„Arzneimittel sind unabdingbar für die Gesundheit der Menschen und wesentlicher Faktor des medizinischen Fortschritts. Die pharmazeutische Industrie ist ein Schlüsselsektor und eine Leitindustrie der deutschen Volkswirtschaft. Eine langfristig starke pharmazeutische Industrie ist für die Gesundheitsversorgung und den Wirtschaftsstandort von großer Bedeutung“, heißt es in der veröffentlichten Pharmastrategie der Bundesregierung. „Die Pharmabranche ist auch ein bedeutender Teil der kritischen Infrastruktur. Die pharmazeutische Industrie ist essentiell für die medizinische Versorgung und bedarf einer besonderen Betrachtung für Bedrohungen und Krisenlagen“.

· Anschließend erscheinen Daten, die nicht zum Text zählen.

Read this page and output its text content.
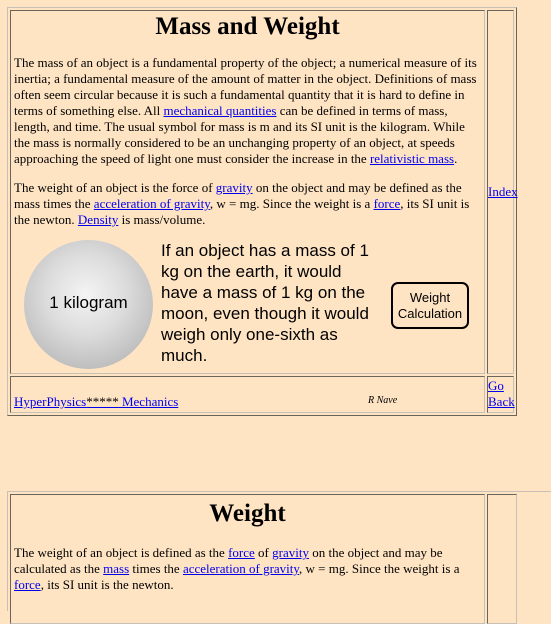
Mass and Weight

The mass of an object is a fundamental property of the object; a numerical measure of its inertia; a fundamental measure of the amount of matter in the object. Definitions of mass often seem circular because it is such a fundamental quantity that it is hard to define in terms of something else. All mechanical quantities can be defined in terms of mass, length, and time. The usual symbol for mass is m and its SI unit is the kilogram. While the mass is normally considered to be an unchanging property of an object, at speeds approaching the speed of light one must consider the increase in the relativistic mass.

The weight of an object is the force of gravity on the object and may be defined as the mass times the acceleration of gravity, w = mg. Since the weight is a force, its SI unit is the newton. Density is mass/volume.

1 kilogram

If an object has a mass of 1 kg on the earth, it would have a mass of 1 kg on the moon, even though it would weigh only one-sixth as much.

Weight Calculation
Index
HyperPhysics***** Mechanics	R Nave
Go Back
Weight

The weight of an object is defined as the force of gravity on the object and may be calculated as the mass times the acceleration of gravity, w = mg. Since the weight is a force, its SI unit is the newton.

In einer einleitenden „Problembeschreibung“ erkennt die Regierung an: „Die vergangenen Jahre haben gezeigt, dass der Forschungs- und Entwicklungsstandort Deutschland im internationalen Bereich an Attraktivität verloren hat“. Zusätzlich habe „die COVID-19-Pandemie die Vulnerabilitäten der Lieferketten verdeutlicht“ – mitsamt den entsprechenden Risiken für die Versorgung mit Arzneimitteln wie Antibiotika.
Pharmastrategie: Deutschland zukunftsfit machen
Die Regierung hat es sich mit der Pharmastrategie zum Ziel gesetzt, „die Attraktivität des Pharmastandorts Deutschland wieder zu erhöhen und auszubauen sowie eine zuverlässige Versorgung sicherzustellen“. Voraussetzung seien „verlässliche Rahmenbedingungen und damit vorhersehbare Marktgegebenheiten“. Denn nur „so werden pharmazeutische und biotechnologische Unternehmen ihre Investitionen in innovative Forschung, Entwicklung und Produktion in Deutschland tätigen“.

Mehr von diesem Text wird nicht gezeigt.